Addirittura un percorso ad alta temperatura in tubo in acciaio del succo pressato per ammazzare il 90 per cento di quel che sta sulla buccia dell’acino. Mi hanno detto che basta il 10 rimanente a far partire la fermentazione e donare carattere . Fatico a crederci, però così affermano. Magari ho capito male, però glielo abbiamo chiesto tre volte. L’opposto di Rayas. Non perchè non sia buono, anzi. E’ la dimostrazione che partendo da punti diversi e percorrendo un percorso diverso si possa comunque raggiungere un indirizzo qualitativo prossimo . Innanzitutto il terroir: sassi e non argilla Uvaggio e non monovitigno. Cento ettari di terreni vitati con una quindicina di vitigni diversi tra bianchi e rossi. Una produzione dichiarata di oltre 300.000 flaconi . E si ! Con queste estensioni e con queste produzioni l’ordine e la disciplina diventano prioritarie per non perdere di vista nessun passaggio nella filiera che possa compromettere il risultato finale.
Per me che amo i monovitigni è una grossa provocazione assaggiare un rosso di cui la famiglia Perrin va fiera proprio per il motivo contrario : tredici vitigni compongono infatti il loro classico Chateauneuf du Pape. Per cominciare il Mourvedre che dona al vino densità e sensazioni pepate e speziate e il cui carattere tardivo compensa la precocità de la Grenache, qui meno presente che in altri vini dell’appellaton. Poi la Counoise che apporterà altra profondità e dinamismo al puzzle che ogni anno impegna l’equipe di Beaucastel, abilissima a destreggiarsi in un infinito gioco di incastri.
Quando le condizioni dell’annata lo consentono , viene assemblata anche la prestigiosa cuvèe Hommage a Jacques Perrin, che si caratterizza per una maggiore densità e profondità di materia e relativa ovvia complessità. Non l’ho provato più di tre volte, con quel che costa… ma non sono stato molto fortunato. Nessuna grande emozione. Si, perché se lo bevi giovane non va bene perché non ha ancora iniziato ad evolversi. Però poi se lo bevi di 10-15 anni rischi che la conservazione e l’umore del tappo te lo consegnino in condizioni compromesse. Speriamo bene con la prossima.

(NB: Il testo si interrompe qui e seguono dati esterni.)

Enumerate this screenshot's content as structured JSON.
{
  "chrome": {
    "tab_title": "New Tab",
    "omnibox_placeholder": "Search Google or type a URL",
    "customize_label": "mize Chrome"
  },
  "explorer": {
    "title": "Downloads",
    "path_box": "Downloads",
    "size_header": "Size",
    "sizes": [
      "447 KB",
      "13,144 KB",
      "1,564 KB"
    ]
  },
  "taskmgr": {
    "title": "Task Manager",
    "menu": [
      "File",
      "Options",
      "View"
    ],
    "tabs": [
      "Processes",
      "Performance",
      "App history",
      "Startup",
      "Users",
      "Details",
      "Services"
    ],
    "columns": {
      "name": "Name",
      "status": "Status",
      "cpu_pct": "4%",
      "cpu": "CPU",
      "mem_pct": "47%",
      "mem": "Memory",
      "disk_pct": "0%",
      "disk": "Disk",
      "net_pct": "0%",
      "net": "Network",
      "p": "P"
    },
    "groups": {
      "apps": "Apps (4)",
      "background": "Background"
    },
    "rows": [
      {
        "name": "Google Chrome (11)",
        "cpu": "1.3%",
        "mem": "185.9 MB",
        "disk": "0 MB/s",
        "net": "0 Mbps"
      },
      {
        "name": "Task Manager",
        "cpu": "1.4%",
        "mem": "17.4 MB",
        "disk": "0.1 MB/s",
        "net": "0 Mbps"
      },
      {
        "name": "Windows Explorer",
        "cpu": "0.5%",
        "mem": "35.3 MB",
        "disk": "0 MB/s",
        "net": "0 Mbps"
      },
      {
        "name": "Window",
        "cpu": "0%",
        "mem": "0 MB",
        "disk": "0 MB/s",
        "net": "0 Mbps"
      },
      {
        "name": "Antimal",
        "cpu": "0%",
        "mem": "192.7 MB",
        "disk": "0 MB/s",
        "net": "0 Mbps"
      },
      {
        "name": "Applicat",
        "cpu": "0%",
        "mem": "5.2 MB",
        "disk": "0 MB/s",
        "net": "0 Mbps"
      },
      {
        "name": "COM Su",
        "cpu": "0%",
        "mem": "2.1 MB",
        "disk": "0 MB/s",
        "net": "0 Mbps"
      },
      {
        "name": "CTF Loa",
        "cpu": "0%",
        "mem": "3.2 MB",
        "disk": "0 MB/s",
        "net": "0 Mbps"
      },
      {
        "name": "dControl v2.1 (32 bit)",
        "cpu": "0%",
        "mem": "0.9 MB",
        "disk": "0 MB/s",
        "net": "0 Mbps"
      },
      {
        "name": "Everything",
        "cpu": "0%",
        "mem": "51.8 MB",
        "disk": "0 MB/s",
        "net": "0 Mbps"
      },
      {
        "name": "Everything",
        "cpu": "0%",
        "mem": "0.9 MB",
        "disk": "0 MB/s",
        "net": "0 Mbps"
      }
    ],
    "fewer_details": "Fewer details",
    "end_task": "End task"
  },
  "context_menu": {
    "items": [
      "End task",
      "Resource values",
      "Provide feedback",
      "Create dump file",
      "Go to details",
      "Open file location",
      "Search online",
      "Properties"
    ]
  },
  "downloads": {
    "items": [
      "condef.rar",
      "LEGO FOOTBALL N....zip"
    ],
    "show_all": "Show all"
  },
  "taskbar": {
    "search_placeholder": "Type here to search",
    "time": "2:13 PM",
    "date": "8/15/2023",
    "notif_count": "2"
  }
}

Ma secondo me il vero fiore all’occhiello di Beaucastel è rappresentato dal più prestigioso dei tre bianchi prodotti, ricavato 100% da vecchie vigne del vitigno Roussanne. Il vino, nelle annate classiche si manifesta in gioventù con un color paglierino chiaro pulitissimo, fini sentori esotici e floreali, speziature bionde e dolci . Minerale e lunghissimo in bocca, chiuderà con sensazioni di freschezza sorprendenti pensando che si tratta di un bianco meridionale. Probabilmente il miglior bianco del sud della Francia. Altri non me ne vengono in mente, così puliti , caratterizzati, fini ma complessi. Si, forse Mas Daumas Gassac o l “Y” d’Yquem ma in maniera diversa. Un vino inconfondibile il Roussanne Vieilles Vignes , anche alla cieca. Un vino che invecchia anche bene e si abbina a piatti complessi e raffinati . Homard Thermidor s’il vous plait ! La gamma di vini proposti, i cui dettagli sono rintracciabili nell’esauriente sito internet www.beaucastel.com , si articola sulle due cuvèe classiche di Chateauneuf du Pape in bianco e in rosso. Esiste anche una più economica coppia che si avvale della denominazione più generica di Cote du Rhone, anche qui in bianco ed in rosso , e infine le due perle, le due riserve, anche queste come sopra descritto, in bianco ed in rosso.